Отталкивающе символическое значение этого эпизода подкрепляется следующим далее рассказом Петра Степановича Верховенского, дающего свою интерпретацию тому, что произошло. Но сначала приведем описание внешности этого человека. Ему 27 лет. Голова его «как бы сплюснута с боков, так что лицо его кажется вострым. Лоб его высок и узок, но черты лица мелки; глаз вострый, носик маленький и востренький, губы длинные и тонкие. Выражение лица словно болезненное, но это только кажется… Выговор у него удивительно ясен; слова его сыплются, как ровные, крупные зернушки, всегда подобранные и всегда готовые к вашим услугам. Сначала это вам и нравится, но потом станет противно, и именно от этого слишком уже ясного выговора, от этого бисера вечно готовых слов. Вам как-то начинает представляться, что язык у него во рту, должно быть, какой- нибудь особенной формы, какой-нибудь необыкновенно длинный и тонкий, ужасно красный и с чрезвычайно вострым, беспрерывно и невольно вертящимся кончиком». [37]
Этот-то сын Верховенского, воспитателя Ставрогина, и вызывается объяснить «весь анекдот». В Петербурге, где молодой Ставрогин «вел… жизнь, так сказать, насмешливую» — другим словом рассказчик не мог определить ее, — он познакомился с Лебядкиными, братом и сестрой, помог опустившемуся брату деньгами, стал оказывать его сестре неожиданное уважение и вскоре довел ее до того, что она стала считать его «чем-то вроде жениха своего, не смеющего ее «похитить» единственно потому, что у него много врагов и семейных препятствий или что-то в этом роде… Кончилось тем, что когда Николаю Всеволодовичу пришлось тогда отправляться сюда, он, уезжая, распорядился о ее содержании и, кажется, довольно значительном ежегодном пенсионе, рублей в триста по крайней мере, если не более. Одним словом, положим, все это с его стороны баловство, фантазия преждевременно уставшего человека, — пусть даже, наконец, как говорил Кириллов, это был новый этюд пресыщенного человека с целью узнать, до чего можно довести сумасшедшую калеку».

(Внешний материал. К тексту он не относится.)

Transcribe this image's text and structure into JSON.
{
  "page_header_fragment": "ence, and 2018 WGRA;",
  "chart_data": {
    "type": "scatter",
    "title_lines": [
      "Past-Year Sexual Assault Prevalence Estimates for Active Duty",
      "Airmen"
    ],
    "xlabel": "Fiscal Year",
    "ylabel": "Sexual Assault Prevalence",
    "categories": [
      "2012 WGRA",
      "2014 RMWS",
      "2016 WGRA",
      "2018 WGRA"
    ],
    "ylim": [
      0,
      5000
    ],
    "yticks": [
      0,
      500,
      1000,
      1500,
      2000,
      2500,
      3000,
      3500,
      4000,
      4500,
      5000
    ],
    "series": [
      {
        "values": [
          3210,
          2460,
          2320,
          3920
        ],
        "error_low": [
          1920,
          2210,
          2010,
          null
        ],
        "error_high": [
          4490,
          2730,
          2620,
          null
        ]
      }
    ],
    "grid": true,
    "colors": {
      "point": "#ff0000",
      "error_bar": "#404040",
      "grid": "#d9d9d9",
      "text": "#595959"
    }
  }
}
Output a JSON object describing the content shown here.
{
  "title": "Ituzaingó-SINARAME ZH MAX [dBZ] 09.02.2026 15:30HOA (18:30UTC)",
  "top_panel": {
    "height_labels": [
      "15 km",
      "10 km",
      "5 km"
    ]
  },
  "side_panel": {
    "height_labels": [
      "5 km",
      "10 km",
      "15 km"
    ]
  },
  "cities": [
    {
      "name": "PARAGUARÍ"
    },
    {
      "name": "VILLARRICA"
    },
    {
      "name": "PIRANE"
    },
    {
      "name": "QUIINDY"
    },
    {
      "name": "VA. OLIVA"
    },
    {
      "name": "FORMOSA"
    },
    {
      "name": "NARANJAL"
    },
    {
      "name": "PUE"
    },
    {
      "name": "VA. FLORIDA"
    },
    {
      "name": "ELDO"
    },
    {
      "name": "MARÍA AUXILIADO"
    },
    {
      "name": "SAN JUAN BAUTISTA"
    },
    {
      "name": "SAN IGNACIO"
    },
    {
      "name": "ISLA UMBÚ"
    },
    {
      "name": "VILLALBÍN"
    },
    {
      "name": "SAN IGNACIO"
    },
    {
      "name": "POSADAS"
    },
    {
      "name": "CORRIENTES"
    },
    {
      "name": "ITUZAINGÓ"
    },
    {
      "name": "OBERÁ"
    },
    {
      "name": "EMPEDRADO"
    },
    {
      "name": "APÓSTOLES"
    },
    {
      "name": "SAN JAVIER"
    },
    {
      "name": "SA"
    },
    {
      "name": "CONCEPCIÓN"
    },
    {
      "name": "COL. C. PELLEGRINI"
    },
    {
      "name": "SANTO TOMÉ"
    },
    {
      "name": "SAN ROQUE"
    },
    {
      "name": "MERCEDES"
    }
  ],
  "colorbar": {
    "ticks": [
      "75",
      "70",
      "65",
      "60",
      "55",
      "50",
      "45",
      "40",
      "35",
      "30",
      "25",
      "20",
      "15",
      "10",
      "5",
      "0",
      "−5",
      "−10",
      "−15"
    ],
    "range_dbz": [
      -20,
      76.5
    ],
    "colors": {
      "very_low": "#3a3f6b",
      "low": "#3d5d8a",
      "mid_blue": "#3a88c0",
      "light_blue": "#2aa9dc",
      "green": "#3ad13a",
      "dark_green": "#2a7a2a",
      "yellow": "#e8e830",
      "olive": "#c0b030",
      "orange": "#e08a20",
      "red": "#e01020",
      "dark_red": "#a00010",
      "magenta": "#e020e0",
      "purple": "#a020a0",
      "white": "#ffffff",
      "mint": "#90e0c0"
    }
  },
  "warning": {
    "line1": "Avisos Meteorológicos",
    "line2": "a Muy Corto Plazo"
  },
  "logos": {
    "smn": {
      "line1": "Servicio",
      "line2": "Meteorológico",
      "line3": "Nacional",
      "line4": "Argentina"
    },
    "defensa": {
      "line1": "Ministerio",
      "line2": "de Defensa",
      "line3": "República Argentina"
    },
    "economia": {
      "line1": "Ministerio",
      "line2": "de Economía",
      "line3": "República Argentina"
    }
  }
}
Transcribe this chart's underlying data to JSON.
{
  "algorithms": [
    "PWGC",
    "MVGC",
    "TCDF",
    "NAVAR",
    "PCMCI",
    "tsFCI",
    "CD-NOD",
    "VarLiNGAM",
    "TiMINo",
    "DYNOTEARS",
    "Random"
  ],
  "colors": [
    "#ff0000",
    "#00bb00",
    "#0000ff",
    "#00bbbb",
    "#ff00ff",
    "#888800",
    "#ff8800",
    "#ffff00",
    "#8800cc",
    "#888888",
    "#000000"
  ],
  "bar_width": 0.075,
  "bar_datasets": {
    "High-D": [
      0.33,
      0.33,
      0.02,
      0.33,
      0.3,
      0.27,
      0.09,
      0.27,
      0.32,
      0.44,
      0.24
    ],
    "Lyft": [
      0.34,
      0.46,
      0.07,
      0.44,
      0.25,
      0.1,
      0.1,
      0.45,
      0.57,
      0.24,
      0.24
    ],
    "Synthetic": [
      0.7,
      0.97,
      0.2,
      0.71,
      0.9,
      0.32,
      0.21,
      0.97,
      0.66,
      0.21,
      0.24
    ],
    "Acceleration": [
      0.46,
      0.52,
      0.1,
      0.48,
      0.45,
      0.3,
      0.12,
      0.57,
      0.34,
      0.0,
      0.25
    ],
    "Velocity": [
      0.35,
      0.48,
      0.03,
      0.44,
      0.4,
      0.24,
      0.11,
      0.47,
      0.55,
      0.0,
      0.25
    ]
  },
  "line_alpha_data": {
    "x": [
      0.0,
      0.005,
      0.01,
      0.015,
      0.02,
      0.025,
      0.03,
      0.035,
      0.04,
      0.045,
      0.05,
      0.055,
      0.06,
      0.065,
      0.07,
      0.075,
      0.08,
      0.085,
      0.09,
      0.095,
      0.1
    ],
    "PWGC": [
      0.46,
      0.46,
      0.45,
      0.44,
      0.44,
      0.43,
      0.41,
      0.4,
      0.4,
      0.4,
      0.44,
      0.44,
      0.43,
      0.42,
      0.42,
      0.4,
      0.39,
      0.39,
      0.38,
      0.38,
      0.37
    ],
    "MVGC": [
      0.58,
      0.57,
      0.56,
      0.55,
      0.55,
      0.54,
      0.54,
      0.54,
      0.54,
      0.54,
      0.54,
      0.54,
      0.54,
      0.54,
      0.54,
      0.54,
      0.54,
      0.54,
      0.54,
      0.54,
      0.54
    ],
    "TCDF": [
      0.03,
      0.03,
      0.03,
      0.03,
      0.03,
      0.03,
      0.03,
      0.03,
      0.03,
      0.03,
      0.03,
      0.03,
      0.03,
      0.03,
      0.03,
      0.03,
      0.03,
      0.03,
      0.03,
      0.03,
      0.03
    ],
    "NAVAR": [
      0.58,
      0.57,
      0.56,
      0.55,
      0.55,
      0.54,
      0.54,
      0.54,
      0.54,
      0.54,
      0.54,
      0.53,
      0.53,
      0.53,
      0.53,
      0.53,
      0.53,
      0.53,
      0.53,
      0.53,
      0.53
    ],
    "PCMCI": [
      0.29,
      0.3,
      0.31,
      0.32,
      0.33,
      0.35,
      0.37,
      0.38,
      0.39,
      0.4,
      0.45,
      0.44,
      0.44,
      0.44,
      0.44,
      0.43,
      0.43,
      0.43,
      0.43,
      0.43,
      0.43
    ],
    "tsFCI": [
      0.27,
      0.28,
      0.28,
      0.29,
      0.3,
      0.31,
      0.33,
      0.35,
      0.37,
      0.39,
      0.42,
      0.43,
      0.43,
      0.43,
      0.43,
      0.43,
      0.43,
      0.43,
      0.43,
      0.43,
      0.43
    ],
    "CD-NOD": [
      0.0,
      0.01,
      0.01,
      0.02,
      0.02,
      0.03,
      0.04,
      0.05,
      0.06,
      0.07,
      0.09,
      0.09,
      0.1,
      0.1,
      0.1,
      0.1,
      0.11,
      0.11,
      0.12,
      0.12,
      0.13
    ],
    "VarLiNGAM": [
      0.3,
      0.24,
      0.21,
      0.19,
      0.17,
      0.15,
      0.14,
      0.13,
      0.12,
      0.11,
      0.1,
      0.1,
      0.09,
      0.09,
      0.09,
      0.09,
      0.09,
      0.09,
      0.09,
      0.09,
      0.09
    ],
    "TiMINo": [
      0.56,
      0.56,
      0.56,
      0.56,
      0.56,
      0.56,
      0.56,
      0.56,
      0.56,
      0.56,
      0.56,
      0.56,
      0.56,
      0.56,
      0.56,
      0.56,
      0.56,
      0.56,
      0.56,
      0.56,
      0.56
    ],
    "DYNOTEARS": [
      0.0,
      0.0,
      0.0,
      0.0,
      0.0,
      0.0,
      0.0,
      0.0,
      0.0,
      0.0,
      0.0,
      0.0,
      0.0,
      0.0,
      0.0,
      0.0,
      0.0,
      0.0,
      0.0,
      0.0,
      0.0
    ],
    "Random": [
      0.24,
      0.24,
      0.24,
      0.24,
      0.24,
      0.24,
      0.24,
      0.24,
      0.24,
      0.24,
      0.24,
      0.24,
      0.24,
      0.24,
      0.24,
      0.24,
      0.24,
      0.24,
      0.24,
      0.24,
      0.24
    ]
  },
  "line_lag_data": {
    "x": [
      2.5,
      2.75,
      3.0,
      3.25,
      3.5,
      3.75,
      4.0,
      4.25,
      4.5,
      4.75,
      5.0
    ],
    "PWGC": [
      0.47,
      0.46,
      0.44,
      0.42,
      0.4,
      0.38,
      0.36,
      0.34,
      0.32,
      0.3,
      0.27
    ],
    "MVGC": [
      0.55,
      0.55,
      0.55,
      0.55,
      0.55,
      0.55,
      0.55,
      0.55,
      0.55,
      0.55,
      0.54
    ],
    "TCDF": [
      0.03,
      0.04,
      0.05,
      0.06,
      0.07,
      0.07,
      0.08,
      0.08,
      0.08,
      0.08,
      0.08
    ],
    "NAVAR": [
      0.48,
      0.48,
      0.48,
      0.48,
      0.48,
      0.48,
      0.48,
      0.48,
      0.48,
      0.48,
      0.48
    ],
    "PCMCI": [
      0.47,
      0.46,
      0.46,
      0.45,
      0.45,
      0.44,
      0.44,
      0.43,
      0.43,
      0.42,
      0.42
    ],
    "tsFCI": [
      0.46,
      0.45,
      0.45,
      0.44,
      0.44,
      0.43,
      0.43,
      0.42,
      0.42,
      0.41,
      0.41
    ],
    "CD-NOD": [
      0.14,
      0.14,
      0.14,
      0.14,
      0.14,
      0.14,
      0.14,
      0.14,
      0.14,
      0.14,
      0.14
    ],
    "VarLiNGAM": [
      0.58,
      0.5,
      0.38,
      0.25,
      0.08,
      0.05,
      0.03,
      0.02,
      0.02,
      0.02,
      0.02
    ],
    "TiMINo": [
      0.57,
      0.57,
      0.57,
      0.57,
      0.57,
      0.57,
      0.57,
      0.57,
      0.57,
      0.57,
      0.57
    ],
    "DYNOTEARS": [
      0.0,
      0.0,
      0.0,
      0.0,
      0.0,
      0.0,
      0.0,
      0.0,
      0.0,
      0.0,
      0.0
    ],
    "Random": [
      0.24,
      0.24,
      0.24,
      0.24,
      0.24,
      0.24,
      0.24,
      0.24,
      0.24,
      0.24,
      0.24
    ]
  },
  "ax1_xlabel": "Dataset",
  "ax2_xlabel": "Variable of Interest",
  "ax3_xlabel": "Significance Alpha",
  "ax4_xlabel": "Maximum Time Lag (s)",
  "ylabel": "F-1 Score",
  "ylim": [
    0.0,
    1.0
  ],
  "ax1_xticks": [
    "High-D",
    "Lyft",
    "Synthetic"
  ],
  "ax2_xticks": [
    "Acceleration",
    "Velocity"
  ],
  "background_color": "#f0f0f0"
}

Ставрогин возвращается. Лиза в истеричном состоянии, Дарья не знает, куда себя деть от волнения, и тут происходит следующее:
«Шатов, совершенно всеми забытый в своем углу… и, по-видимому, сам не знавший, для чего он сидел и не уходил, вдруг поднялся со стула и через всю комнату, неспешным, но твердым шагом направился и Николаю Всеволодовичу, прямо смотря ему в лицо. Тот еще издали заметил его приближение и чуть-чуть усмехнулся; но когда Шатов подошел к нему вплоть, то перестал усмехаться.
Когда Шатов молча пред ним остановился, не спуская с него глаз, все вдруг это заметили и затихли, позже всех Петр Степанович; Лиза и мама остановились посреди комнаты. Так прошло секунд пять; выражение дерзкого недоумения сменилось в лице Николая Всеволодовича гневом, он нахмурил брови, и вдруг…
И вдруг Шатов размахнулся своею длинною, тяжелою рукою и изо всей силы ударил его по щеке. Николай Всеволодович сильно качнулся на месте.